Nezouh: a dreamy picture of life under siege

This gentle film by Soudade Kaadan suggests that accounts of life during wartime in Syria can be about matters other than death – namely hope, love, teenage reverie, and the comedy of family life.

11 October 2022

By Jonathan Romney

Hala Zein as Zeina in Nezouh (2022)
Sight and Sound

“What?” a character exclaims in a self-referential moment in Nezouh. “A film in Syria where no-one dies?” Death and jeopardy may be ever-present on the horizon, and outside the walls of heroine Zeina’s battle-ravaged Damascus apartment. But the bet taken by Soudade Kaadan’s film is that an account of life under siege in Syria can be about matters other than death – hope, love, teenage reverie, the comedy of everyday family life.

Nezouh sets out to be a gentler, dreamier, more upbeat film about the experience of life during conflict and the prospect of displacement: ‘nezouh’, an opening title explains, means ‘displacement of soul, water and people’, but the word and the prospect are anathema to Zeina’s father Motaz, who won’t countenance his family leaving town. Kaadan’s second feature, following 2018’s The Day I Lost My Shadow, Nezouh offers a very different image of the Syrian conflict from, say, Philippe Van Leeuw’s claustrophobic siege drama Insyriated (2017) or the urgent reportage shot by Waad al-Kateab in 2019 documentary For Sama, depicting brutal everyday conditions in Aleppo. Told from the perspective of a teenage girl with ordinary teenage dreams, and touched with elements of fantasy and magical realism, Nezouh is essentially a Young Adult version of life under fire, and a certain preciousness is baked into the package.

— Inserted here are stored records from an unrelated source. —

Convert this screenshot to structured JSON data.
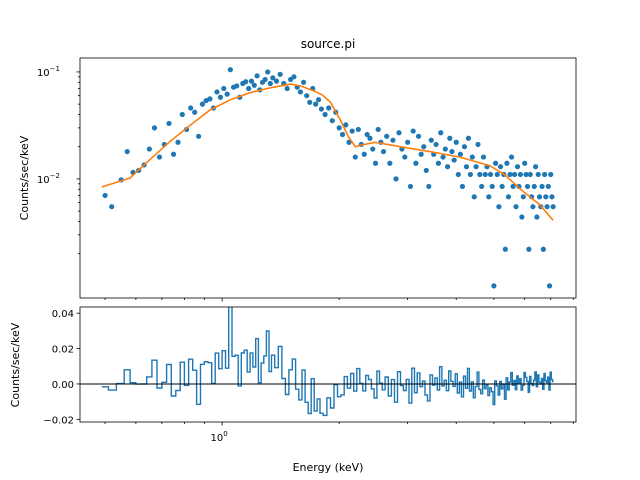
{
  "chart_data": [
    {
      "type": "scatter",
      "title": "source.pi",
      "xlabel": "",
      "ylabel": "Counts/sec/keV",
      "xscale": "log",
      "yscale": "log",
      "xlim": [
        0.431,
        8.13
      ],
      "ylim": [
        0.00077,
        0.135
      ],
      "x_ticks": [
        {
          "value": 1,
          "label": "10",
          "exp": "0"
        }
      ],
      "y_ticks": [
        {
          "value": 0.01,
          "label": "10",
          "exp": "−2"
        },
        {
          "value": 0.1,
          "label": "10",
          "exp": "−1"
        }
      ],
      "colors": {
        "data": "#1f77b4",
        "model": "#ff7f0e"
      },
      "data_points": [
        [
          0.5,
          0.007
        ],
        [
          0.52,
          0.0055
        ],
        [
          0.55,
          0.0098
        ],
        [
          0.57,
          0.018
        ],
        [
          0.59,
          0.0115
        ],
        [
          0.61,
          0.012
        ],
        [
          0.63,
          0.0135
        ],
        [
          0.65,
          0.019
        ],
        [
          0.67,
          0.03
        ],
        [
          0.69,
          0.016
        ],
        [
          0.71,
          0.021
        ],
        [
          0.73,
          0.033
        ],
        [
          0.75,
          0.017
        ],
        [
          0.77,
          0.022
        ],
        [
          0.79,
          0.04
        ],
        [
          0.81,
          0.029
        ],
        [
          0.83,
          0.046
        ],
        [
          0.85,
          0.042
        ],
        [
          0.87,
          0.025
        ],
        [
          0.89,
          0.05
        ],
        [
          0.91,
          0.054
        ],
        [
          0.93,
          0.056
        ],
        [
          0.95,
          0.046
        ],
        [
          0.97,
          0.065
        ],
        [
          0.99,
          0.058
        ],
        [
          1.01,
          0.07
        ],
        [
          1.03,
          0.062
        ],
        [
          1.05,
          0.105
        ],
        [
          1.07,
          0.072
        ],
        [
          1.09,
          0.074
        ],
        [
          1.11,
          0.058
        ],
        [
          1.13,
          0.078
        ],
        [
          1.15,
          0.081
        ],
        [
          1.17,
          0.07
        ],
        [
          1.19,
          0.082
        ],
        [
          1.21,
          0.075
        ],
        [
          1.23,
          0.092
        ],
        [
          1.25,
          0.068
        ],
        [
          1.27,
          0.08
        ],
        [
          1.29,
          0.085
        ],
        [
          1.31,
          0.1
        ],
        [
          1.33,
          0.078
        ],
        [
          1.35,
          0.088
        ],
        [
          1.38,
          0.082
        ],
        [
          1.41,
          0.095
        ],
        [
          1.44,
          0.078
        ],
        [
          1.47,
          0.07
        ],
        [
          1.5,
          0.085
        ],
        [
          1.53,
          0.09
        ],
        [
          1.56,
          0.072
        ],
        [
          1.59,
          0.065
        ],
        [
          1.62,
          0.08
        ],
        [
          1.65,
          0.06
        ],
        [
          1.68,
          0.052
        ],
        [
          1.71,
          0.07
        ],
        [
          1.74,
          0.05
        ],
        [
          1.77,
          0.055
        ],
        [
          1.8,
          0.045
        ],
        [
          1.84,
          0.04
        ],
        [
          1.88,
          0.046
        ],
        [
          1.92,
          0.035
        ],
        [
          1.96,
          0.042
        ],
        [
          2.0,
          0.03
        ],
        [
          2.04,
          0.026
        ],
        [
          2.08,
          0.032
        ],
        [
          2.12,
          0.022
        ],
        [
          2.16,
          0.028
        ],
        [
          2.2,
          0.016
        ],
        [
          2.24,
          0.029
        ],
        [
          2.28,
          0.021
        ],
        [
          2.32,
          0.017
        ],
        [
          2.36,
          0.026
        ],
        [
          2.4,
          0.024
        ],
        [
          2.44,
          0.019
        ],
        [
          2.48,
          0.014
        ],
        [
          2.52,
          0.029
        ],
        [
          2.56,
          0.022
        ],
        [
          2.6,
          0.018
        ],
        [
          2.65,
          0.025
        ],
        [
          2.7,
          0.014
        ],
        [
          2.75,
          0.023
        ],
        [
          2.8,
          0.01
        ],
        [
          2.85,
          0.027
        ],
        [
          2.9,
          0.019
        ],
        [
          2.95,
          0.016
        ],
        [
          3.0,
          0.022
        ],
        [
          3.05,
          0.0085
        ],
        [
          3.1,
          0.028
        ],
        [
          3.15,
          0.014
        ],
        [
          3.2,
          0.025
        ],
        [
          3.25,
          0.017
        ],
        [
          3.3,
          0.02
        ],
        [
          3.35,
          0.012
        ],
        [
          3.4,
          0.0085
        ],
        [
          3.45,
          0.023
        ],
        [
          3.5,
          0.017
        ],
        [
          3.55,
          0.021
        ],
        [
          3.6,
          0.014
        ],
        [
          3.65,
          0.027
        ],
        [
          3.7,
          0.016
        ],
        [
          3.75,
          0.019
        ],
        [
          3.8,
          0.013
        ],
        [
          3.85,
          0.024
        ],
        [
          3.9,
          0.018
        ],
        [
          3.95,
          0.015
        ],
        [
          4.0,
          0.022
        ],
        [
          4.05,
          0.011
        ],
        [
          4.1,
          0.017
        ],
        [
          4.15,
          0.0085
        ],
        [
          4.2,
          0.02
        ],
        [
          4.25,
          0.013
        ],
        [
          4.3,
          0.024
        ],
        [
          4.35,
          0.011
        ],
        [
          4.4,
          0.016
        ],
        [
          4.45,
          0.0068
        ],
        [
          4.5,
          0.013
        ],
        [
          4.55,
          0.021
        ],
        [
          4.6,
          0.011
        ],
        [
          4.65,
          0.0085
        ],
        [
          4.7,
          0.016
        ],
        [
          4.75,
          0.011
        ],
        [
          4.8,
          0.013
        ],
        [
          4.85,
          0.0068
        ],
        [
          4.9,
          0.011
        ],
        [
          4.95,
          0.0085
        ],
        [
          5.0,
          0.001
        ],
        [
          5.05,
          0.014
        ],
        [
          5.1,
          0.011
        ],
        [
          5.15,
          0.0055
        ],
        [
          5.2,
          0.013
        ],
        [
          5.25,
          0.0085
        ],
        [
          5.3,
          0.011
        ],
        [
          5.35,
          0.0022
        ],
        [
          5.4,
          0.014
        ],
        [
          5.45,
          0.0068
        ],
        [
          5.5,
          0.011
        ],
        [
          5.55,
          0.016
        ],
        [
          5.6,
          0.0085
        ],
        [
          5.65,
          0.011
        ],
        [
          5.7,
          0.0055
        ],
        [
          5.75,
          0.013
        ],
        [
          5.8,
          0.0085
        ],
        [
          5.85,
          0.011
        ],
        [
          5.9,
          0.0044
        ],
        [
          5.95,
          0.0068
        ],
        [
          6.0,
          0.014
        ],
        [
          6.05,
          0.011
        ],
        [
          6.1,
          0.0085
        ],
        [
          6.15,
          0.0022
        ],
        [
          6.2,
          0.011
        ],
        [
          6.25,
          0.0068
        ],
        [
          6.3,
          0.0055
        ],
        [
          6.35,
          0.0085
        ],
        [
          6.4,
          0.013
        ],
        [
          6.45,
          0.0044
        ],
        [
          6.5,
          0.011
        ],
        [
          6.55,
          0.0068
        ],
        [
          6.6,
          0.0055
        ],
        [
          6.65,
          0.0085
        ],
        [
          6.7,
          0.0022
        ],
        [
          6.75,
          0.011
        ],
        [
          6.8,
          0.0068
        ],
        [
          6.85,
          0.0055
        ],
        [
          6.9,
          0.0085
        ],
        [
          6.95,
          0.001
        ],
        [
          7.0,
          0.011
        ],
        [
          7.05,
          0.0068
        ],
        [
          7.1,
          0.0055
        ]
      ],
      "model_points": [
        [
          0.49,
          0.0084
        ],
        [
          0.58,
          0.0102
        ],
        [
          0.65,
          0.015
        ],
        [
          0.73,
          0.022
        ],
        [
          0.83,
          0.032
        ],
        [
          0.93,
          0.044
        ],
        [
          1.05,
          0.055
        ],
        [
          1.18,
          0.064
        ],
        [
          1.33,
          0.071
        ],
        [
          1.5,
          0.077
        ],
        [
          1.59,
          0.074
        ],
        [
          1.73,
          0.066
        ],
        [
          1.81,
          0.061
        ],
        [
          1.9,
          0.052
        ],
        [
          2.01,
          0.036
        ],
        [
          2.11,
          0.025
        ],
        [
          2.2,
          0.02
        ],
        [
          2.33,
          0.021
        ],
        [
          2.47,
          0.022
        ],
        [
          2.87,
          0.02
        ],
        [
          3.42,
          0.018
        ],
        [
          4.09,
          0.016
        ],
        [
          4.88,
          0.0133
        ],
        [
          5.34,
          0.0109
        ],
        [
          5.83,
          0.0081
        ],
        [
          6.57,
          0.0057
        ],
        [
          7.1,
          0.0041
        ]
      ]
    },
    {
      "type": "line",
      "title": "",
      "xlabel": "Energy (keV)",
      "ylabel": "Counts/sec/keV",
      "xscale": "log",
      "xlim": [
        0.431,
        8.13
      ],
      "ylim": [
        -0.0215,
        0.0435
      ],
      "x_ticks": [
        {
          "value": 1,
          "label": "10",
          "exp": "0"
        }
      ],
      "y_ticks": [
        {
          "value": -0.02,
          "label": "−0.02"
        },
        {
          "value": 0.0,
          "label": "0.00"
        },
        {
          "value": 0.02,
          "label": "0.02"
        },
        {
          "value": 0.04,
          "label": "0.04"
        }
      ],
      "reference_line": 0,
      "colors": {
        "residual": "#1f77b4"
      }
    }
  ]
}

A foremost element is routine family conflict, depicted either comically or as emotionally tense melodrama. Both Zeina and her mother Hala want to leave town, as most of their neighbours have. Zeina’s older sisters are already gone, one of them in Europe while the other is uncontactable, and possibly in danger, somewhere beyond the city – which it may be possible to leave through a rumoured tunnel. Motaz, however, insists that the family stay put: even when their home has holes blown in its walls and roof, he attempts to maintain a safe nest through desultory measures like hanging up sheets, his attitude summed up by his insistence, “I’m a mechanic – I’ll fix it!” A bullish hulk of an actor, Samir al-Masri gives a lively, affecting performance, playing Motaz to sometimes downright clownish effect as an ambivalent figure. On one hand, Motaz is a determined, responsible man determined to support his family, heading on dangerous sorties into the city to bring back supplies; on the other, he’s a blustering, heavy-handed patriarch, and a fool who insists on keeping up appearances while the world literally crumbles: when a family of neighbours wave to them across the ruins, Motaz’s first thought is to shout to Hala to cover her hair.

Hala and Zeina, meanwhile, are allies, individually sharing the same dreams of escape – an aspect brought home when both find a moment of freedom dancing to the same pop song but in separate rooms. They later become allies in a courageous journey into the outside world, as finally – after a long section restricted to the flat and its rooftop – the action opens up, with mother and daughter fleeing through a ghostly devastated city (one of the film’s Turkish locations).

Nezouh is also the story of emergent teenage love, in the burgeoning tenderness between Zeina and neighbour boy Amer, a budding war correspondent who proves a tech-savvy helper to the family. The coming-of-age element comes to the fore in an overtly erotic moment: close-up of the teenagers’ lips as they eat juicy red berries.

Undeniably a beautifully crafted film, this UK/Syrian/France/Qatari co-production is an example of eminently commercial, somewhat soft-edged international art cinema. Kaadan’s co-editor is Nelly Quettier (a collaborator with Leos Carax, Claire Denis and Ursula Meier), while one of two credited DoPs is Hélène Louvart, who has recently worked with directors including Eliza Hittmann, Léonor Serraille, Karim Ainouz and Alice Rohrwacher. The visual austerity you might expect of the setting is offset by intense luminescence, with sheaves of blazing daylight and plentiful lens flare, while wide angles open up the enclosure of the flat. Kaadan also favours sometimes jarring dream images: Zeina skimming stones in the sky as if on water: a moment when she falls through her roof in a slow-motion rapture, drifting through an imaginary night sky studded with constellations. The gently lyrical score by Rob Lane and Rob Manning, using jangling North African string instruments, is a little over-insistent on signalling moments of sublimity. An alert, exuberant, sometimes mischievous performance from young lead Hala Zein anchors the film nicely when it threatens to veer off into the over-rhetorical ether.

Nezouh is part of the Official Competition at the 2022 London Film Festival; it is screening on 11 and 13 October.